Interpretive Summary:

Technical Abstract: The filamentous fungus Fusarium graminearum causes extensive losses on cereals world-wide and contaminates harvested grain with mycotoxins, whose levels in the food supply are strictly regulated. We deleted the FgStuA gene in Fusarium graminearum and demonstrate its involvement in several different processes, such as spore development, pathogenicity and secondary metabolism. The FgStuA protein is a members of the APSES family which regulate morphogenesis and virulence in ascomycetes. FgStuA is closely related to FoStuA in F. oxysporum and StuA in Aspergillus, but unlike FoStuA mutants, the FgStuA mutants were greatly reduced in pathogenicity both on wheat and apple slices. Reduced pathogenicity may be due to decreased levels of trichothecene mycotoxins (<1% the levels of wildtype), which have shown to be pathogencity factors in wheat.
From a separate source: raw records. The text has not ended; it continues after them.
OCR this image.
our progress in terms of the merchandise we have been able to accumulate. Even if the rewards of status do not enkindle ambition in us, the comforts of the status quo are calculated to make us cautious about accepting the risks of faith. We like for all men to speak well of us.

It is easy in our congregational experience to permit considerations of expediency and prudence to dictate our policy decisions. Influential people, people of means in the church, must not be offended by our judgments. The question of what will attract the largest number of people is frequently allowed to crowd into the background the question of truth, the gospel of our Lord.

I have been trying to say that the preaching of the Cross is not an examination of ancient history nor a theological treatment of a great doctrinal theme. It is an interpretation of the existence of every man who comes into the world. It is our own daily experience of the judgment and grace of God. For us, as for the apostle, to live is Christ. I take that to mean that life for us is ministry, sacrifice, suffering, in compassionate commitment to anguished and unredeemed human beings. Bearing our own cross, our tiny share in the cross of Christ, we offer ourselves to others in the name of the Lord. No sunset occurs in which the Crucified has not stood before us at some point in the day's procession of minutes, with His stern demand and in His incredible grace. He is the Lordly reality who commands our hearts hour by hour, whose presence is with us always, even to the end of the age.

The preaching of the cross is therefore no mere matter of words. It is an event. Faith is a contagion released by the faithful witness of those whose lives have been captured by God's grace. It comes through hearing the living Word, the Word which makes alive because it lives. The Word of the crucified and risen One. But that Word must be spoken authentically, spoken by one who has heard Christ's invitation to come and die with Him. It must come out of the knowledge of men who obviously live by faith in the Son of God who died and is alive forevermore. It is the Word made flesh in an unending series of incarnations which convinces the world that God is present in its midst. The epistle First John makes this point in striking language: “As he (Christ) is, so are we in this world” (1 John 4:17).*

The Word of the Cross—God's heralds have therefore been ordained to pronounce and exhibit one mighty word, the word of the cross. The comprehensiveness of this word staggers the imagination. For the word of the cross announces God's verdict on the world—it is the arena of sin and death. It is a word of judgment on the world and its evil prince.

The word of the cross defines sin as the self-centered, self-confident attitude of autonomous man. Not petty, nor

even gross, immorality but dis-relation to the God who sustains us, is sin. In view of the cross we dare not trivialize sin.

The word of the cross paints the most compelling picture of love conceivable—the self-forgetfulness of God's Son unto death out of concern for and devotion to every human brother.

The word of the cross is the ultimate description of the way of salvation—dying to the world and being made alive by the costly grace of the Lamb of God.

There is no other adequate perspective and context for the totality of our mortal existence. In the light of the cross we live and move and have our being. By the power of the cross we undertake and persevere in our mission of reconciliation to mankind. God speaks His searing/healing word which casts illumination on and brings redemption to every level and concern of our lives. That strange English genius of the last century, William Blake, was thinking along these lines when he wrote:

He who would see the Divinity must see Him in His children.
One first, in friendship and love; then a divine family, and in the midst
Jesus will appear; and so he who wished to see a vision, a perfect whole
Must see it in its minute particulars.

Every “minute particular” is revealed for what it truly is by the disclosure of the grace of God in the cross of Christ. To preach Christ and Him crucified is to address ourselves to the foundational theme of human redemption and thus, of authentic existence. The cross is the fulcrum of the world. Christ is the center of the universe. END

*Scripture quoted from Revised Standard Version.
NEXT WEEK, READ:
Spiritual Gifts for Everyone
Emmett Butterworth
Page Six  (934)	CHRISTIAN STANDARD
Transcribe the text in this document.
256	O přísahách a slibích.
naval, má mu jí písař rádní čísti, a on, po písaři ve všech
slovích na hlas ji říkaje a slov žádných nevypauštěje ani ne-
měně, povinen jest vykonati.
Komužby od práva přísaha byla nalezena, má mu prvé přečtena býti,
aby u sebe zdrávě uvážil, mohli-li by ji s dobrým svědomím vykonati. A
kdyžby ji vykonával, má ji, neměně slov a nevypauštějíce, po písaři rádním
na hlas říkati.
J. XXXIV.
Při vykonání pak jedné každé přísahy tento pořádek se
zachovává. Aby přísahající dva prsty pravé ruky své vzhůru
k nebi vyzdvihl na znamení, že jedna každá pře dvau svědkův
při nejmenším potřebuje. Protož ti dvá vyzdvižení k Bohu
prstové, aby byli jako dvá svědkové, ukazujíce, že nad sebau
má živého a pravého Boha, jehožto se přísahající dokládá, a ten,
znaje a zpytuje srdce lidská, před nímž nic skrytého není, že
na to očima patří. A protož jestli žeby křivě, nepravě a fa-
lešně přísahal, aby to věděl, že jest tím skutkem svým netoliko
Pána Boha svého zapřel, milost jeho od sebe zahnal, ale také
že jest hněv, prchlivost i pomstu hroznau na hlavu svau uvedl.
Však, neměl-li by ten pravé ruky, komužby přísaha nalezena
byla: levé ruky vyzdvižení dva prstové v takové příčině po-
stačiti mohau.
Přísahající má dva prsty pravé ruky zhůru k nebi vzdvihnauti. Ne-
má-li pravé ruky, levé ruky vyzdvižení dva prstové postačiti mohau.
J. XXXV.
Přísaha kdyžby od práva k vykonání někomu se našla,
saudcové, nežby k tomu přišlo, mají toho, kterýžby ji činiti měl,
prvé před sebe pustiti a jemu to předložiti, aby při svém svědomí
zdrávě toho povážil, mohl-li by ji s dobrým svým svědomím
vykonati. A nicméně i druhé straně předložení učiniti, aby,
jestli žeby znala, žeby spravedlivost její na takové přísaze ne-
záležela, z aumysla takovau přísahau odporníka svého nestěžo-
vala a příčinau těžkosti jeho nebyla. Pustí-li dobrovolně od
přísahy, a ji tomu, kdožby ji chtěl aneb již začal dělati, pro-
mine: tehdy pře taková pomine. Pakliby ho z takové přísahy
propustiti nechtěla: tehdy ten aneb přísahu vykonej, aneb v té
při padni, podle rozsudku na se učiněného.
Microarray analysis of the FgStuA mutant during plant infection shows that the trichothecene biosynthetic pathway is completely turned off. FgStuA mutants also were greatly reduced in asexual sporulation and produced no perithecia. The asexual spores produced also showed a slower germination than the wild-type, as well as reduced growth on agar plates. Microarray analysis during “sporulation conditions”, (when the wildtype produced asexual spores and the mutant produced no spores), showed that genes encoding several groups of cell-wall related proteins such as chitinases, glycanases and GPIs, mostly were down-regulated in the mutant. Other putative spore-related genes, such as hydrophobins, also were highly down-regulated in the mutant. Genes found in the MIPS functional categories Transcription, Protein synthesis and Proteins with binding functions were extremely up-regulated in the FgStuA mutant during sporulation conditions, similar to wildtype developmental time-points during conidia- and ascospore germination. On V8 agar, the FgStuA mutant has a white phenotype compared to the red wild-type. Under sporulation conditions, 17 contiguous genes, including all known genes for biosynthesis of the red pigment aurofusarin, were virtually turned off in the mutant. Also eight contiguous genes encoding a putative PKS-NPS hybrid, where found to be down-regulated. We conclude that the FgStuA protein in F. graminearum functions as a global regulator conferring cross pathway control of sporulation, pathogenicity and gene clusters important for secondary metabolism.